Savory Goat Cheese and Spring Onion Tart
Description
Spring Onion + Goat Cheese Quiche
Ingredients
For the crust (makes 2):
For the filling:
Instructions
- For the crust (makes 2): Whisk flour and salt in the bowl of stand mixer. Add butter and cream cheese and mix until well combined. You should no longer be able to see butter or cream cheese pieces.
- Turn dough out onto a floured surface and separate into two balls. Wrap in plastic wrap and place in the refrigerator for at least 30-40 minutes.
- Remove crust from fridge and place on a flour surface. Roll out in a 10-inch circle. Place in the bottom of a pie plate, trimming edges evenly. Pinch edges up above the rim of the plate. Place crust in refrigerator while you prepare the filling.

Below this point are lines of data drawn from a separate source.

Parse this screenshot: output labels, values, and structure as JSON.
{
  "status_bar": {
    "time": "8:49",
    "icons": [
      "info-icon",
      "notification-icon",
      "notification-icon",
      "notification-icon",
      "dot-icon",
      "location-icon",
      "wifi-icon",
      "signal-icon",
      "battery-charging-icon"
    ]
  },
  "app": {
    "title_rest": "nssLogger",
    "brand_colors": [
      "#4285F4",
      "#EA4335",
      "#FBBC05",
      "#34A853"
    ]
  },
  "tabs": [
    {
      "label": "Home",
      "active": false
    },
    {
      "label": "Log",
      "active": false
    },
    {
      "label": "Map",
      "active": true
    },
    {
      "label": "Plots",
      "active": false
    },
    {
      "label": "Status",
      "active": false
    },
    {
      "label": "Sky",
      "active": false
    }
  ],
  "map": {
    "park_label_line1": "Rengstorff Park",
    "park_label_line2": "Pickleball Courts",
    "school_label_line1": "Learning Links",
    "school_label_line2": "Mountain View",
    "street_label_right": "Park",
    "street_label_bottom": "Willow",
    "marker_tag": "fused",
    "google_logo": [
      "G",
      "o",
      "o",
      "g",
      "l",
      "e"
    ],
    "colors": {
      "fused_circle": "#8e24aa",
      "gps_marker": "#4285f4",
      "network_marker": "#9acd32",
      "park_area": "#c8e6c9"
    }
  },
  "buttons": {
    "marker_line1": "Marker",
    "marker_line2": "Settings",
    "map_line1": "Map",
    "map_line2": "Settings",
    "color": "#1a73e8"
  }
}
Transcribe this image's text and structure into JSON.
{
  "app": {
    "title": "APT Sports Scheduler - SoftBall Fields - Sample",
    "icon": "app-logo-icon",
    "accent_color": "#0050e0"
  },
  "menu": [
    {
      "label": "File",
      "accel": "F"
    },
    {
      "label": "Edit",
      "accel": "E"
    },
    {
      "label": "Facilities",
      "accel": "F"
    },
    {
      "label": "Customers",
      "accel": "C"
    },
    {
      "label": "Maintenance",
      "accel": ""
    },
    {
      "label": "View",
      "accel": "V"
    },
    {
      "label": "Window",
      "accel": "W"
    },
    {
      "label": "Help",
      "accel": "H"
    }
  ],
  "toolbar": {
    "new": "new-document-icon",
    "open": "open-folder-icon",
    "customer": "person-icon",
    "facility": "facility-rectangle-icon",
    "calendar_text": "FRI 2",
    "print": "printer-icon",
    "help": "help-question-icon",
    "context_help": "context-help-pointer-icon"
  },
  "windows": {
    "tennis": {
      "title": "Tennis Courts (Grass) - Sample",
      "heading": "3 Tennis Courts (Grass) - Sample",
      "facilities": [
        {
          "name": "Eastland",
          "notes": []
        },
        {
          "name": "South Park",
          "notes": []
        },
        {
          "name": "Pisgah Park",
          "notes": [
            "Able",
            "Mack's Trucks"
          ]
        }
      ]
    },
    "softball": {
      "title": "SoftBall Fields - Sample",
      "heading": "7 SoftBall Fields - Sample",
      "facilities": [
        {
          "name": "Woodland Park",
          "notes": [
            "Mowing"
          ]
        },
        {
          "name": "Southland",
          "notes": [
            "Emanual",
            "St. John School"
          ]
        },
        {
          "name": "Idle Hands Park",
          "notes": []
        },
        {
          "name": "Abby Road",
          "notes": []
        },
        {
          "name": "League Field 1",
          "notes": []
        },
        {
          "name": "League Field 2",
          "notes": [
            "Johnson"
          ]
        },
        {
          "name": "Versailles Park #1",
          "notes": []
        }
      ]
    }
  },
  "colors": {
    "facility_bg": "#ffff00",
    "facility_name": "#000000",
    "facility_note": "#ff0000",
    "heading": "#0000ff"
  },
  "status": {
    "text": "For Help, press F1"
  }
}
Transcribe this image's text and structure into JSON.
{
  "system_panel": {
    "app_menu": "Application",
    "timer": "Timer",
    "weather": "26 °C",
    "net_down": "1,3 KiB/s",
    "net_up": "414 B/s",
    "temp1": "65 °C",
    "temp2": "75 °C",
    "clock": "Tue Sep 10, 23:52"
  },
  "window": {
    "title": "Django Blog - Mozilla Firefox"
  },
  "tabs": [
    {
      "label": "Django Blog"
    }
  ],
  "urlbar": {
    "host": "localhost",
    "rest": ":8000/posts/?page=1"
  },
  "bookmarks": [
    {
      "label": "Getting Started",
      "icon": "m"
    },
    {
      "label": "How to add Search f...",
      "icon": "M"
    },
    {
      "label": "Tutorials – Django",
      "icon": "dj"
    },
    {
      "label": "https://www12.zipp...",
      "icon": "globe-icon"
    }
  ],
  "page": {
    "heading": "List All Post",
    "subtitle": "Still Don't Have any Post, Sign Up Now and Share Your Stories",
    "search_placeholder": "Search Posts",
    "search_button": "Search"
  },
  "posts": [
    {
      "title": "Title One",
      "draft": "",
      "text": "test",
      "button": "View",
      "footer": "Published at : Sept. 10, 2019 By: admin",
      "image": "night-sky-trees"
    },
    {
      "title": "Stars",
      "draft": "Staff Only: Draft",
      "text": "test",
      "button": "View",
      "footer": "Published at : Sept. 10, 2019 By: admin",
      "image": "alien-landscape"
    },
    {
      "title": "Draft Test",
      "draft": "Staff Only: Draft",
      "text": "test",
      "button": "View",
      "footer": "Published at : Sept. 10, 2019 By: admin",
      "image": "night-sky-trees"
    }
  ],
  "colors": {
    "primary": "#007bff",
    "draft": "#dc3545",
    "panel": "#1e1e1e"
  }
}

- For the filling: Preheat oven to 350°. In a skillet over medium-low heat, melt the butter. Add shallots and cook until softened, about 2 minutes. Add spinach to the skillet and cook until wilted. Remove from heat and set aside.
- In a large mixing bowl whisk together eggs, half-and-half, salt and pepper.
- Remove crust from fridge and place spinach mixture in the bottom. Pour egg mixture over the top. Sprinkle goat cheese and green onions over the top. Bake for 45-50 minutes or until eggs are just set and crust is golden brown. Let stand for 10 minutes before serving.
Notes
- This recipe makes two crusts. You can freeze the second dough ball for later use. Let the tart cool slightly before slicing for cleaner pieces.